In response to the Emmy nominations, several critics felt that Odenkirk (who had been nominated for each previous season) and Seehorn were significant snubs.

== Related media ==
===Ethics Training with Kim Wexler===
AMC released ten mini-episodes of Ethics Training with Kim Wexler alongside the fifth season of Better Call Saul, which were presented on both YouTube and AMC's social media sites. It follows similar series Los Pollos Hermanos Employee Training w/ Gus Fring for season three and Madrigal Electromotive Security Training presented by Mike Ehrmantraut for the fourth season.
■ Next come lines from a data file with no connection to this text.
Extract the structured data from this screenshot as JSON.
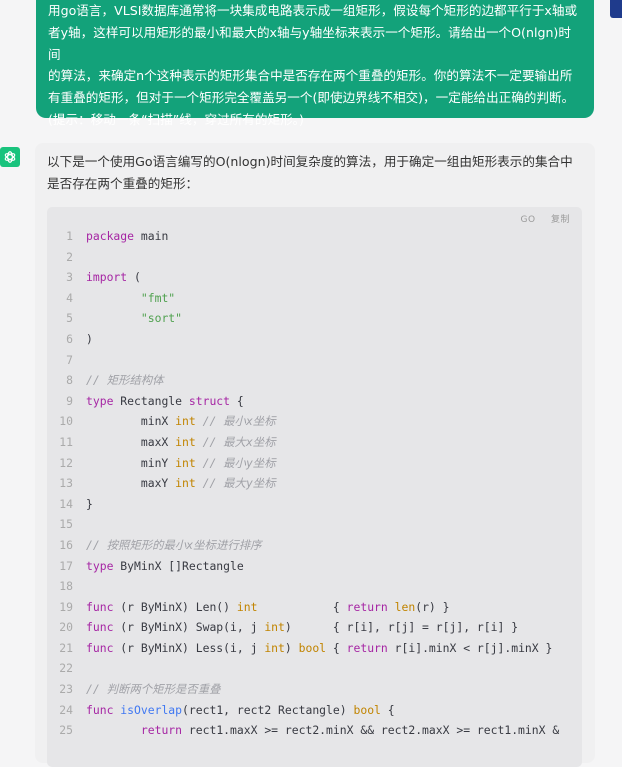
{
  "user_message": {
    "lines": [
      "用go语言，VLSI数据库通常将一块集成电路表示成一组矩形，假设每个矩形的边都平行于x轴或",
      "者y轴，这样可以用矩形的最小和最大的x轴与y轴坐标来表示一个矩形。请给出一个O(nlgn)时间",
      "的算法，来确定n个这种表示的矩形集合中是否存在两个重叠的矩形。你的算法不一定要输出所",
      "有重叠的矩形，但对于一个矩形完全覆盖另一个(即使边界线不相交)，一定能给出正确的判断。",
      "(提示：移动一条“扫描”线，穿过所有的矩形。)"
    ]
  },
  "assistant": {
    "avatar_icon": "openai-icon",
    "intro_lines": [
      "以下是一个使用Go语言编写的O(nlogn)时间复杂度的算法，用于确定一组由矩形表示的集合中",
      "是否存在两个重叠的矩形："
    ]
  },
  "code_block": {
    "language": "GO",
    "copy_label": "复制",
    "lines": [
      {
        "n": "1",
        "text": "package main"
      },
      {
        "n": "2",
        "text": ""
      },
      {
        "n": "3",
        "text": "import ("
      },
      {
        "n": "4",
        "text": "        \"fmt\""
      },
      {
        "n": "5",
        "text": "        \"sort\""
      },
      {
        "n": "6",
        "text": ")"
      },
      {
        "n": "7",
        "text": ""
      },
      {
        "n": "8",
        "text": "// 矩形结构体"
      },
      {
        "n": "9",
        "text": "type Rectangle struct {"
      },
      {
        "n": "10",
        "text": "        minX int // 最小x坐标"
      },
      {
        "n": "11",
        "text": "        maxX int // 最大x坐标"
      },
      {
        "n": "12",
        "text": "        minY int // 最小y坐标"
      },
      {
        "n": "13",
        "text": "        maxY int // 最大y坐标"
      },
      {
        "n": "14",
        "text": "}"
      },
      {
        "n": "15",
        "text": ""
      },
      {
        "n": "16",
        "text": "// 按照矩形的最小x坐标进行排序"
      },
      {
        "n": "17",
        "text": "type ByMinX []Rectangle"
      },
      {
        "n": "18",
        "text": ""
      },
      {
        "n": "19",
        "text": "func (r ByMinX) Len() int           { return len(r) }"
      },
      {
        "n": "20",
        "text": "func (r ByMinX) Swap(i, j int)      { r[i], r[j] = r[j], r[i] }"
      },
      {
        "n": "21",
        "text": "func (r ByMinX) Less(i, j int) bool { return r[i].minX < r[j].minX }"
      },
      {
        "n": "22",
        "text": ""
      },
      {
        "n": "23",
        "text": "// 判断两个矩形是否重叠"
      },
      {
        "n": "24",
        "text": "func isOverlap(rect1, rect2 Rectangle) bool {"
      },
      {
        "n": "25",
        "text": "        return rect1.maxX >= rect2.minX && rect2.maxX >= rect1.minX &"
      }
    ]
  }
}
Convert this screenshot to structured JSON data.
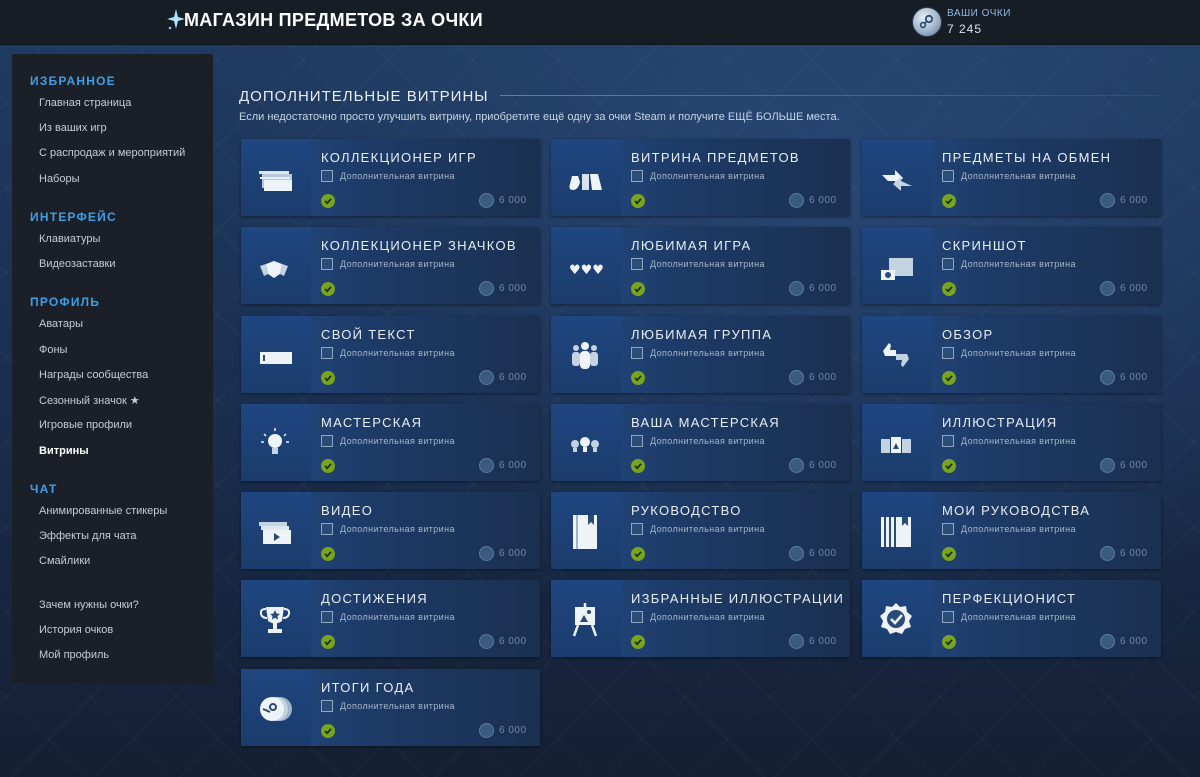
{
  "header": {
    "title": "МАГАЗИН ПРЕДМЕТОВ ЗА ОЧКИ",
    "points_label": "ВАШИ ОЧКИ",
    "points_value": "7 245"
  },
  "sidebar": {
    "sections": [
      {
        "title": "ИЗБРАННОЕ",
        "items": [
          "Главная страница",
          "Из ваших игр",
          "С распродаж и мероприятий",
          "Наборы"
        ]
      },
      {
        "title": "ИНТЕРФЕЙС",
        "items": [
          "Клавиатуры",
          "Видеозаставки"
        ]
      },
      {
        "title": "ПРОФИЛЬ",
        "items": [
          "Аватары",
          "Фоны",
          "Награды сообщества",
          "Сезонный значок ★",
          "Игровые профили",
          "Витрины"
        ]
      },
      {
        "title": "ЧАТ",
        "items": [
          "Анимированные стикеры",
          "Эффекты для чата",
          "Смайлики"
        ]
      }
    ],
    "footer_items": [
      "Зачем нужны очки?",
      "История очков",
      "Мой профиль"
    ],
    "active_item": "Витрины"
  },
  "content": {
    "title": "ДОПОЛНИТЕЛЬНЫЕ ВИТРИНЫ",
    "description": "Если недостаточно просто улучшить витрину, приобретите ещё одну за очки Steam и получите ЕЩЁ БОЛЬШЕ места."
  },
  "common": {
    "card_subtitle": "Дополнительная витрина",
    "card_price": "6 000"
  },
  "cards": [
    {
      "name": "КОЛЛЕКЦИОНЕР ИГР",
      "icon": "game-collector-icon"
    },
    {
      "name": "ВИТРИНА ПРЕДМЕТОВ",
      "icon": "items-showcase-icon"
    },
    {
      "name": "ПРЕДМЕТЫ НА ОБМЕН",
      "icon": "trade-icon"
    },
    {
      "name": "КОЛЛЕКЦИОНЕР ЗНАЧКОВ",
      "icon": "badge-collector-icon"
    },
    {
      "name": "ЛЮБИМАЯ ИГРА",
      "icon": "hearts-icon"
    },
    {
      "name": "СКРИНШОТ",
      "icon": "screenshot-icon"
    },
    {
      "name": "СВОЙ ТЕКСТ",
      "icon": "text-box-icon"
    },
    {
      "name": "ЛЮБИМАЯ ГРУППА",
      "icon": "group-icon"
    },
    {
      "name": "ОБЗОР",
      "icon": "review-thumbs-icon"
    },
    {
      "name": "МАСТЕРСКАЯ",
      "icon": "lightbulb-icon"
    },
    {
      "name": "ВАША МАСТЕРСКАЯ",
      "icon": "lightbulbs-icon"
    },
    {
      "name": "ИЛЛЮСТРАЦИЯ",
      "icon": "artwork-icon"
    },
    {
      "name": "ВИДЕО",
      "icon": "video-icon"
    },
    {
      "name": "РУКОВОДСТВО",
      "icon": "guide-book-icon"
    },
    {
      "name": "МОИ РУКОВОДСТВА",
      "icon": "guides-icon"
    },
    {
      "name": "ДОСТИЖЕНИЯ",
      "icon": "trophy-icon"
    },
    {
      "name": "ИЗБРАННЫЕ ИЛЛЮСТРАЦИИ",
      "icon": "easel-icon"
    },
    {
      "name": "ПЕРФЕКЦИОНИСТ",
      "icon": "perfectionist-icon"
    },
    {
      "name": "ИТОГИ ГОДА",
      "icon": "year-review-icon"
    }
  ],
  "colors": {
    "accent": "#3e9ee6",
    "check": "#77a51e",
    "header_bg": "#171d25",
    "sidebar_bg": "#1b2028"
  }
}
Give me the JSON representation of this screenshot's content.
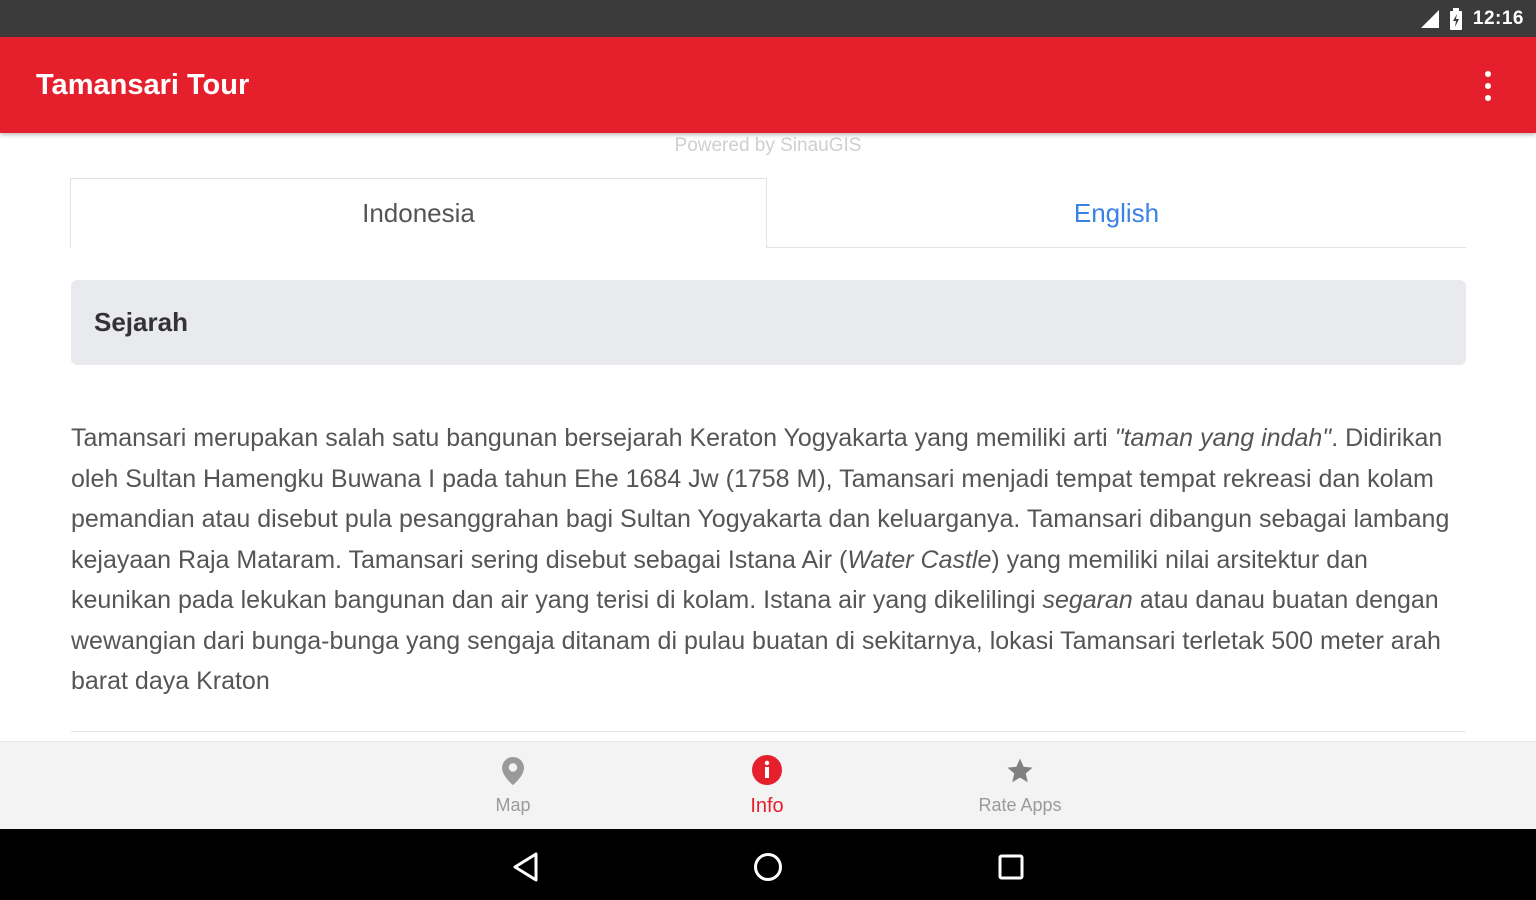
{
  "status_bar": {
    "time": "12:16",
    "icons": [
      "signal-icon",
      "battery-icon"
    ]
  },
  "app_bar": {
    "title": "Tamansari Tour",
    "menu_icon": "overflow-menu-icon"
  },
  "powered_by": "Powered by SinauGIS",
  "tabs": [
    {
      "label": "Indonesia",
      "selected": true
    },
    {
      "label": "English",
      "selected": false
    }
  ],
  "section": {
    "title": "Sejarah",
    "paragraph": [
      {
        "text": "Tamansari merupakan salah satu bangunan bersejarah Keraton Yogyakarta yang memiliki arti ",
        "italic": false
      },
      {
        "text": "\"taman yang indah\"",
        "italic": true
      },
      {
        "text": ". Didirikan oleh Sultan Hamengku Buwana I pada tahun Ehe 1684 Jw (1758 M), Tamansari menjadi tempat tempat rekreasi dan kolam pemandian atau disebut pula pesanggrahan bagi Sultan Yogyakarta dan keluarganya. Tamansari dibangun sebagai lambang kejayaan Raja Mataram. Tamansari sering disebut sebagai Istana Air (",
        "italic": false
      },
      {
        "text": "Water Castle",
        "italic": true
      },
      {
        "text": ") yang memiliki nilai arsitektur dan keunikan pada lekukan bangunan dan air yang terisi di kolam. Istana air yang dikelilingi ",
        "italic": false
      },
      {
        "text": "segaran",
        "italic": true
      },
      {
        "text": " atau danau buatan dengan wewangian dari bunga-bunga yang sengaja ditanam di pulau buatan di sekitarnya, lokasi Tamansari terletak 500 meter arah barat daya Kraton",
        "italic": false
      }
    ]
  },
  "bottom_nav": [
    {
      "label": "Map",
      "icon": "map-pin-icon",
      "active": false
    },
    {
      "label": "Info",
      "icon": "info-icon",
      "active": true
    },
    {
      "label": "Rate Apps",
      "icon": "star-icon",
      "active": false
    }
  ],
  "system_nav": [
    "back-icon",
    "home-icon",
    "recents-icon"
  ],
  "colors": {
    "primary": "#e5202c",
    "tab_inactive": "#3b82e6",
    "status_bar": "#3b3b3b"
  }
}
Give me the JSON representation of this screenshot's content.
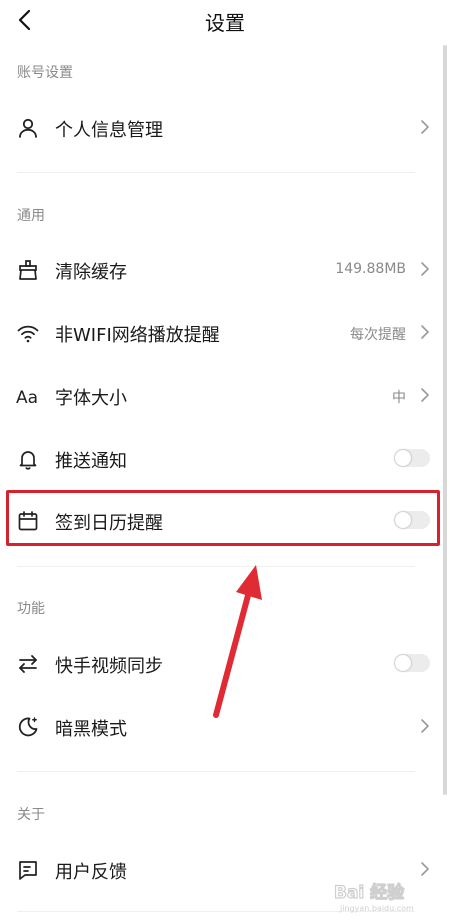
{
  "header": {
    "title": "设置"
  },
  "sections": {
    "account": "账号设置",
    "general": "通用",
    "feature": "功能",
    "about": "关于"
  },
  "rows": {
    "personal": {
      "label": "个人信息管理"
    },
    "cache": {
      "label": "清除缓存",
      "value": "149.88MB"
    },
    "wifi": {
      "label": "非WIFI网络播放提醒",
      "value": "每次提醒"
    },
    "font": {
      "label": "字体大小",
      "value": "中"
    },
    "push": {
      "label": "推送通知",
      "enabled": false
    },
    "checkin": {
      "label": "签到日历提醒",
      "enabled": false
    },
    "sync": {
      "label": "快手视频同步",
      "enabled": false
    },
    "dark": {
      "label": "暗黑模式"
    },
    "feedback": {
      "label": "用户反馈"
    }
  },
  "icons": {
    "personal": "person-icon",
    "cache": "broom-icon",
    "wifi": "wifi-icon",
    "font": "font-size-icon",
    "push": "bell-icon",
    "checkin": "calendar-icon",
    "sync": "swap-arrows-icon",
    "dark": "moon-icon",
    "feedback": "feedback-icon"
  },
  "annotation": {
    "highlight_color": "#d6222d"
  },
  "watermark": {
    "text": "Bai 经验"
  }
}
The ethics training videos are presented as continuing education videos mixing live-action segments of Kim with Jimmy filming her behind the scenes along with animated segments, and are a product of "Saul Goodman Productions". The animated segments include nods to both Better Call Saul and Breaking Bad. The web series won the award for Outstanding Short Form Comedy or Drama Series at the 72nd Primetime Creative Arts Emmy Awards.